In Rente zu gehen wird immer mehr zu einem finanziellen Risiko wie es scheint. Einer aktuellen Erhebung zufolge sind mittlerweile 410.000 Rentner auf die staatliche Grundsicherung (Sozialhilfe) angewiesen, da die eigenen Renteneinkünfte nicht ausreichen um den Lebensalltag zu bestreiten. Wer jetzt annimmt, dass es sich hierbei überwiegend um Frauen handelt, die während Ihres Arbeitslebens in Teilzeit gearbeitet haben und deshalb einen geringeren Rentenanspruch erworben haben, der irrt. Lediglich knapp mehr als die Hälfte (56%) der Betroffenen Personen sind weiblich, im Vergleich zum Vorjahr stieg der Anteil männlicher Bezieher der Grundsicherung im Rentenalter mit plus 6,1 Prozent sogar deutlich schneller als die der weiblichen mit plus 3,8 Prozent.

Insgesamt beziehen derzeit rund 768.000 Deutsche, die aus Alters-, Krankheits- oder Behinderungsgründen nicht für den Arbeitsmarkt zur Verfügung stehen einen Zuschuss zur Alters-, Berufsunfähigkeits- oder Invalidenrente.

Fachleute erwarten für die kommenden Jahre einen weitern Anstieg der Unterstützungsbedürftigen, da dann langsam jene Jahrgänge in Rente gehen werden, deren Arbeitsbiographien viele Jobwechsel und Arbeitsunterbrechungen aufweisen, was die spätere Altersrente deutlich mindert und dadurch den Anspruch auf Grundsicherung eintreten lässt.

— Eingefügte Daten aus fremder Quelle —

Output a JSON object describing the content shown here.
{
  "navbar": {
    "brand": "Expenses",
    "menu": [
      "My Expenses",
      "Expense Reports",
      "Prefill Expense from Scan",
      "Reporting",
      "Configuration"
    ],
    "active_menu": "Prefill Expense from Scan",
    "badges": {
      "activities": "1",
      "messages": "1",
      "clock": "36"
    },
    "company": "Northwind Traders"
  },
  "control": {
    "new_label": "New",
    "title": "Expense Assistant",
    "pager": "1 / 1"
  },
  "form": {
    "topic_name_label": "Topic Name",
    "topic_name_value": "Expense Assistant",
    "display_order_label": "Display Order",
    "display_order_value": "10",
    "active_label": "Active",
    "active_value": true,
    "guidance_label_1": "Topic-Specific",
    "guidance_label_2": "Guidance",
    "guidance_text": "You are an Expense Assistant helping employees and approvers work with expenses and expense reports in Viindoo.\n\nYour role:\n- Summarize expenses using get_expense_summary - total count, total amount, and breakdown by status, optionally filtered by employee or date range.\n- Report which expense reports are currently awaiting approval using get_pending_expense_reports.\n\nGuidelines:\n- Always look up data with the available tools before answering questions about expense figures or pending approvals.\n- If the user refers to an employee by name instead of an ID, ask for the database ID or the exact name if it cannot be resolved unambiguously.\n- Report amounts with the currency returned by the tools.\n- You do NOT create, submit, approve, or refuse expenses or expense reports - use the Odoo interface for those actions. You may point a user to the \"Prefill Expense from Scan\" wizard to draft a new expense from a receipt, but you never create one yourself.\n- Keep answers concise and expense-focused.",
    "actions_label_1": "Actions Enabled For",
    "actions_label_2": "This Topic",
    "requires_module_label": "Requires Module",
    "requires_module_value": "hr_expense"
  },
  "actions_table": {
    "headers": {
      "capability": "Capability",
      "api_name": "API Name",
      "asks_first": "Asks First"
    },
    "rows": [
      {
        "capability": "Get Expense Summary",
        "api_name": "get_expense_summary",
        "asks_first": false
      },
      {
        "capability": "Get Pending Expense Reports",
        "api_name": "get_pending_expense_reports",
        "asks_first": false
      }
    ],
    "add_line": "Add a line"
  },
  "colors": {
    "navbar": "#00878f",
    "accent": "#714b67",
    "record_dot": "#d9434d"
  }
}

Staatliche geförderte private Altersvorsorge mittels der Riester-Rente oder Rürup-Rente wird also wichtiger denn je, allerdings werden sich viele der heutigen Beschäftigten keine ausreichende Zusatzrente ersparen können. Zu gering die eigenen Einkünfte als das für die Altersvorsorge viel übrig bleiben würde.

Es scheint fast als hätte sich die seit den 60er Jahren auf Wachstum und Sozialtransfer eingestellte Bundesrepublik bereits vor vielen Jahren an der Last der finanziellen Zukunft verhoben. Ausbaden müssen das allerdings Kinder und Kindeskinder dieser Generation, die eigentlich nur hoffen kann, dass Eltern und Großeltern einen größeren Spargroschen hinterlassen.